UM OUTRO OLHAR É POSSÍVEL

Marcos Rolim

Os olhares são muitos, pode-se dizer. Há o olhar apaixonado que se entrega e brilha; há o olhar desesperado que se perde de si mesmo e o olhar enlouquecido que já não olha exatamente.

Há um olhar que submete e outro que liberta; há um olhar profano que quer saber e um olhar sagrado que pensa que sabe; há um olhar que acolhe e outro que amedronta; um olhar que ama e outro que afronta; um olhar inocente e um olhar culpado ; um olhar sincero e um olhar forçado. Há um olhar que se derrama e que fácil, se descobre o nome e outro, feito chama, que nos invade e consome.

 Há um olhar que vem e outro que se esvade; um olhar inteiro e outro pela metade. Os olhares são muitos, "pode-se dizer".O olhar
que a Burca esconde é, assim, um olhar fragmentado, dividido pelo que se lhe oferece como impossibilidade. Não há encontro nesse olhar, não há olhar compartilhado.

Atrás da Burca, há então, sobretudo, uma ausência; uma ausência do reconhecimento pelos outros. Se pensarmos um pouco no olhar que as mulheres podem ter com a Burca, haveremos de concluir que eles lhes assegura a lembrança constante de uma prisão. Entre elas e o mundo há uma tela, um limite inexpugnável. Tudo o que lhes for possível vislumbrar no espaço público estará marcado pelas sombras e pelo tracejado dessa tela. Essa condição pode ser lembrada, também, para o olhar daqueles que foram possuídos pelas ideologias. O "olhar ideológico" é aquele que só pode enxergar as sombras autorizadas por seus limites.
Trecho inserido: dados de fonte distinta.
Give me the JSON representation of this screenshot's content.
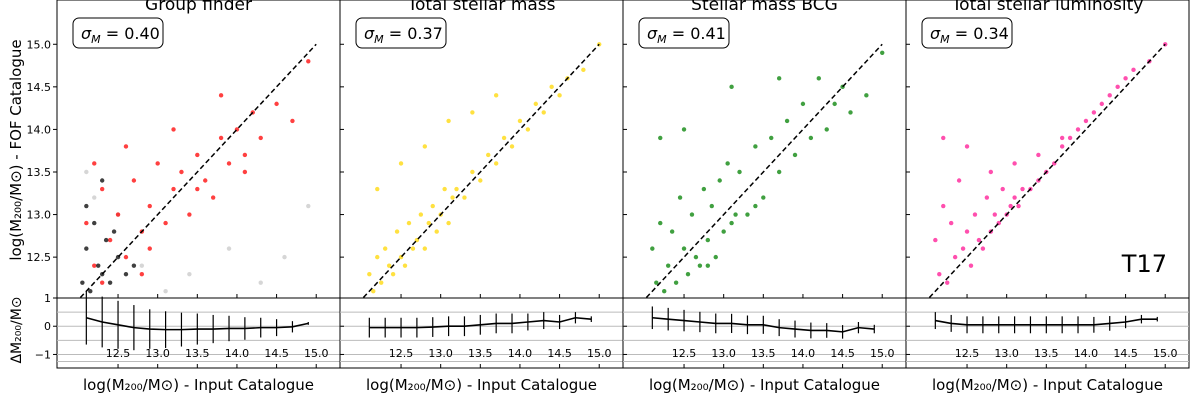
{
  "chart_data": {
    "type": "panels",
    "xlim": [
      11.73,
      15.3
    ],
    "ylim": [
      12.02,
      15.52
    ],
    "res_ylim": [
      -1.48,
      1
    ],
    "xticks": [
      {
        "value": 12.5,
        "label": "12.5"
      },
      {
        "value": 13.0,
        "label": "13.0"
      },
      {
        "value": 13.5,
        "label": "13.5"
      },
      {
        "value": 14.0,
        "label": "14.0"
      },
      {
        "value": 14.5,
        "label": "14.5"
      },
      {
        "value": 15.0,
        "label": "15.0"
      }
    ],
    "yticks": [
      {
        "value": 12.5,
        "label": "12.5"
      },
      {
        "value": 13.0,
        "label": "13.0"
      },
      {
        "value": 13.5,
        "label": "13.5"
      },
      {
        "value": 14.0,
        "label": "14.0"
      },
      {
        "value": 14.5,
        "label": "14.5"
      },
      {
        "value": 15.0,
        "label": "15.0"
      }
    ],
    "res_yticks": [
      {
        "value": -1,
        "label": "−1"
      },
      0,
      1
    ],
    "res_grid": [
      -1.25,
      -1,
      -0.5,
      0,
      0.5
    ],
    "xlabel": "log(M₂₀₀/M⊙) - Input Catalogue",
    "ylabel": "log(M₂₀₀/M⊙) - FOF Catalogue",
    "res_ylabel": "ΔM₂₀₀/M⊙",
    "sigma_symbol": "σ",
    "sigma_sub": "M",
    "sigma_eq": " =  ",
    "reference_line": {
      "x": [
        11.75,
        15.0
      ],
      "y": [
        11.75,
        15.0
      ]
    },
    "annotation": "T17",
    "panels": [
      {
        "type": "scatter",
        "title": "Group finder",
        "sigma": "0.40",
        "series": [
          {
            "color": "#c8c8c8",
            "x": [
              12.2,
              12.8,
              13.4,
              13.9,
              14.3,
              14.6,
              14.9,
              12.5,
              13.1,
              12.1
            ],
            "values": [
              13.2,
              12.4,
              12.3,
              12.6,
              12.2,
              12.5,
              13.1,
              13.0,
              12.1,
              13.5
            ]
          },
          {
            "color": "#ff0000",
            "x": [
              12.1,
              12.2,
              12.3,
              12.4,
              12.5,
              12.6,
              12.7,
              12.8,
              12.9,
              13.0,
              13.1,
              13.2,
              13.3,
              13.4,
              13.5,
              13.6,
              13.7,
              13.8,
              13.9,
              14.0,
              14.1,
              14.2,
              14.3,
              14.5,
              14.7,
              14.9,
              12.3,
              12.6,
              12.9,
              13.2,
              13.5,
              13.8,
              14.1,
              12.2,
              12.8
            ],
            "values": [
              12.9,
              12.4,
              13.3,
              12.7,
              13.0,
              12.5,
              13.4,
              12.8,
              13.1,
              13.6,
              12.9,
              13.3,
              13.5,
              13.0,
              13.7,
              13.4,
              13.2,
              13.9,
              13.6,
              14.0,
              13.7,
              14.2,
              13.9,
              14.3,
              14.1,
              14.8,
              12.2,
              13.8,
              12.6,
              14.0,
              13.3,
              14.4,
              13.5,
              13.6,
              12.3
            ]
          },
          {
            "color": "#000000",
            "x": [
              12.05,
              12.1,
              12.15,
              12.2,
              12.25,
              12.3,
              12.35,
              12.4,
              12.5,
              12.6,
              12.7,
              12.1,
              12.3,
              12.45
            ],
            "values": [
              12.2,
              12.6,
              12.1,
              12.9,
              12.4,
              12.3,
              12.7,
              12.2,
              12.5,
              12.3,
              12.4,
              13.1,
              13.4,
              12.8
            ]
          }
        ],
        "residual": {
          "x": [
            12.1,
            12.3,
            12.5,
            12.7,
            12.9,
            13.1,
            13.3,
            13.5,
            13.7,
            13.9,
            14.1,
            14.3,
            14.5,
            14.7,
            14.9
          ],
          "values": [
            0.3,
            0.15,
            0.05,
            -0.05,
            -0.1,
            -0.12,
            -0.12,
            -0.1,
            -0.1,
            -0.08,
            -0.08,
            -0.05,
            -0.05,
            -0.02,
            0.1
          ],
          "errors": [
            0.95,
            0.9,
            0.85,
            0.8,
            0.7,
            0.65,
            0.6,
            0.55,
            0.5,
            0.45,
            0.4,
            0.35,
            0.3,
            0.2,
            0.05
          ]
        }
      },
      {
        "type": "scatter",
        "title": "Total stellar mass",
        "sigma": "0.37",
        "series": [
          {
            "color": "#ffd700",
            "x": [
              12.1,
              12.15,
              12.2,
              12.25,
              12.3,
              12.35,
              12.4,
              12.45,
              12.5,
              12.55,
              12.6,
              12.65,
              12.7,
              12.75,
              12.8,
              12.85,
              12.9,
              12.95,
              13.0,
              13.05,
              13.1,
              13.15,
              13.2,
              13.3,
              13.4,
              13.5,
              13.6,
              13.7,
              13.8,
              13.9,
              14.0,
              14.1,
              14.2,
              14.3,
              14.4,
              14.5,
              14.6,
              14.8,
              15.0,
              12.2,
              12.5,
              12.8,
              13.1,
              13.4,
              13.7
            ],
            "values": [
              12.3,
              12.1,
              12.5,
              12.2,
              12.6,
              12.4,
              12.3,
              12.8,
              12.5,
              12.4,
              12.9,
              12.6,
              12.7,
              13.0,
              12.6,
              12.9,
              13.1,
              12.8,
              13.0,
              13.3,
              12.9,
              13.2,
              13.3,
              13.2,
              13.5,
              13.4,
              13.7,
              13.6,
              13.9,
              13.8,
              14.1,
              14.0,
              14.3,
              14.2,
              14.5,
              14.4,
              14.6,
              14.7,
              15.0,
              13.3,
              13.6,
              13.8,
              14.1,
              14.2,
              14.4
            ]
          }
        ],
        "residual": {
          "x": [
            12.1,
            12.3,
            12.5,
            12.7,
            12.9,
            13.1,
            13.3,
            13.5,
            13.7,
            13.9,
            14.1,
            14.3,
            14.5,
            14.7,
            14.9
          ],
          "values": [
            -0.05,
            -0.05,
            -0.05,
            -0.05,
            -0.03,
            0,
            0,
            0.05,
            0.1,
            0.1,
            0.15,
            0.2,
            0.15,
            0.3,
            0.25
          ],
          "errors": [
            0.35,
            0.35,
            0.35,
            0.35,
            0.35,
            0.35,
            0.35,
            0.35,
            0.35,
            0.35,
            0.3,
            0.3,
            0.25,
            0.2,
            0.1
          ]
        }
      },
      {
        "type": "scatter",
        "title": "Stellar mass BCG",
        "sigma": "0.41",
        "series": [
          {
            "color": "#008000",
            "x": [
              12.1,
              12.15,
              12.2,
              12.25,
              12.3,
              12.35,
              12.4,
              12.45,
              12.5,
              12.55,
              12.6,
              12.65,
              12.7,
              12.75,
              12.8,
              12.85,
              12.9,
              12.95,
              13.0,
              13.05,
              13.1,
              13.15,
              13.2,
              13.3,
              13.4,
              13.5,
              13.6,
              13.7,
              13.8,
              13.9,
              14.0,
              14.1,
              14.2,
              14.3,
              14.4,
              14.5,
              14.6,
              14.8,
              15.0,
              12.2,
              12.5,
              12.8,
              13.1,
              13.4,
              13.7
            ],
            "values": [
              12.6,
              12.2,
              12.9,
              12.1,
              12.4,
              12.8,
              12.2,
              13.2,
              12.6,
              12.3,
              13.0,
              12.5,
              12.4,
              13.3,
              12.7,
              13.1,
              12.5,
              13.4,
              12.8,
              13.6,
              12.9,
              13.0,
              13.5,
              13.0,
              13.8,
              13.2,
              13.9,
              13.5,
              14.1,
              13.7,
              14.3,
              13.9,
              14.6,
              14.0,
              14.3,
              14.5,
              14.2,
              14.4,
              14.9,
              13.9,
              14.0,
              12.4,
              14.5,
              13.1,
              14.6
            ]
          }
        ],
        "residual": {
          "x": [
            12.1,
            12.3,
            12.5,
            12.7,
            12.9,
            13.1,
            13.3,
            13.5,
            13.7,
            13.9,
            14.1,
            14.3,
            14.5,
            14.7,
            14.9
          ],
          "values": [
            0.3,
            0.25,
            0.2,
            0.15,
            0.1,
            0.1,
            0.05,
            0.05,
            -0.05,
            -0.1,
            -0.15,
            -0.15,
            -0.2,
            -0.05,
            -0.1
          ],
          "errors": [
            0.4,
            0.4,
            0.38,
            0.36,
            0.35,
            0.34,
            0.33,
            0.32,
            0.3,
            0.3,
            0.28,
            0.26,
            0.24,
            0.2,
            0.15
          ]
        }
      },
      {
        "type": "scatter",
        "title": "Total stellar luminosity",
        "sigma": "0.34",
        "series": [
          {
            "color": "#ff1493",
            "x": [
              12.1,
              12.15,
              12.2,
              12.25,
              12.3,
              12.35,
              12.4,
              12.45,
              12.5,
              12.55,
              12.6,
              12.65,
              12.7,
              12.75,
              12.8,
              12.85,
              12.9,
              12.95,
              13.0,
              13.05,
              13.1,
              13.15,
              13.2,
              13.3,
              13.4,
              13.5,
              13.6,
              13.7,
              13.8,
              13.9,
              14.0,
              14.1,
              14.2,
              14.3,
              14.4,
              14.5,
              14.6,
              14.8,
              15.0,
              12.2,
              12.5,
              12.8,
              13.1,
              13.4,
              13.7
            ],
            "values": [
              12.7,
              12.3,
              13.1,
              12.2,
              12.9,
              12.5,
              13.4,
              12.6,
              12.8,
              12.4,
              13.0,
              12.7,
              12.6,
              13.2,
              12.8,
              13.0,
              12.9,
              13.3,
              13.0,
              13.1,
              13.2,
              13.1,
              13.3,
              13.3,
              13.4,
              13.5,
              13.6,
              13.8,
              13.9,
              14.0,
              14.1,
              14.2,
              14.3,
              14.4,
              14.5,
              14.6,
              14.7,
              14.8,
              15.0,
              13.9,
              13.8,
              13.5,
              13.6,
              13.7,
              13.9
            ]
          }
        ],
        "residual": {
          "x": [
            12.1,
            12.3,
            12.5,
            12.7,
            12.9,
            13.1,
            13.3,
            13.5,
            13.7,
            13.9,
            14.1,
            14.3,
            14.5,
            14.7,
            14.9
          ],
          "values": [
            0.2,
            0.1,
            0.05,
            0.05,
            0.05,
            0.05,
            0.05,
            0.05,
            0.05,
            0.05,
            0.05,
            0.1,
            0.15,
            0.25,
            0.25
          ],
          "errors": [
            0.3,
            0.3,
            0.3,
            0.3,
            0.3,
            0.3,
            0.3,
            0.3,
            0.3,
            0.3,
            0.28,
            0.26,
            0.22,
            0.15,
            0.08
          ]
        }
      }
    ]
  }
}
Nos referimos a um olhar específico que só reconhece aquilo que já foi visto e que, portanto, não se surpreende. Trata-se de um "olhar" adoecido este. Um olhar que distorce o que vê reconhecendo como legítimas apenas as imagens que confirmam o que se pretendia ver. Um olhar, no mais, que volta-se sempre para o horizonte, para o futuro, mas que parece ter dificuldades extraordinárias em reconhecer o que está perto, o presente. Se queremos um outro mundo e se imaginamos que ele é possível seria, então, preciso estar atento para aquilo que do "velho mundo" ainda carregamos como uma tatuagem incômoda. Em outras palavras: deveríamos tratar de nos livrar de nossas Burcas.

Há uma "ordem da coisas" que se desprega dos sentidos com os quais ainda pretendemos aprendê-la, que herdamos, que nos indiferencia pelos preconceitos que compartilhamos, ou pelas angústias que nos paralisam. Vivemos um tempo onde o original é cada vez mais raro. Parafraseando Walter Benjamin, é como se os indivíduos perdessem sua "aura", vale dizer: sua autenticidade. Dito isso, não seria demais insistir que um novo olhar é possível.. Com esse olhar, recusaremos as certezas políticas em troca de princípios de natureza moral. A democracia é, entre todos os regimes, aquele que de uma forma mais acabada afasta- se da verdade. Suas razões, afinal, serão sempre aquelas a que se chegou por conta de um debate; seus motivos, os que parecem mais justos. Nesse quadro, a utopia dos Direitos Humanos está a nos lembrar que a tolerância, como respeito pelo outro e valorização da diferença, talvez seja apenas a sabedoria que supera o que há de temível na idéia da verdade.

"Os olhares são muitos, pode-se dizer. Há um olhar de verão, olhar de mormaço para o chão grudento e as paredes suadas. Olhar para os açudes, olhar de rede e descanso. Há um olhar de outono; olhar ventoso para as folhas do plátamo; olhar para as básculas e os relâmpagos. Há um olhar de inverno; olhar de veludo e pelúcia; olhar de fogo e de vinho. Há, sobretudo, um olhar de primavera, um olhar de setembro que anuncia a mudança; um olhar de olhos cheios de estrelas, um olhar de bandeiras.

A propósito, qual é mesmo o seu olhar?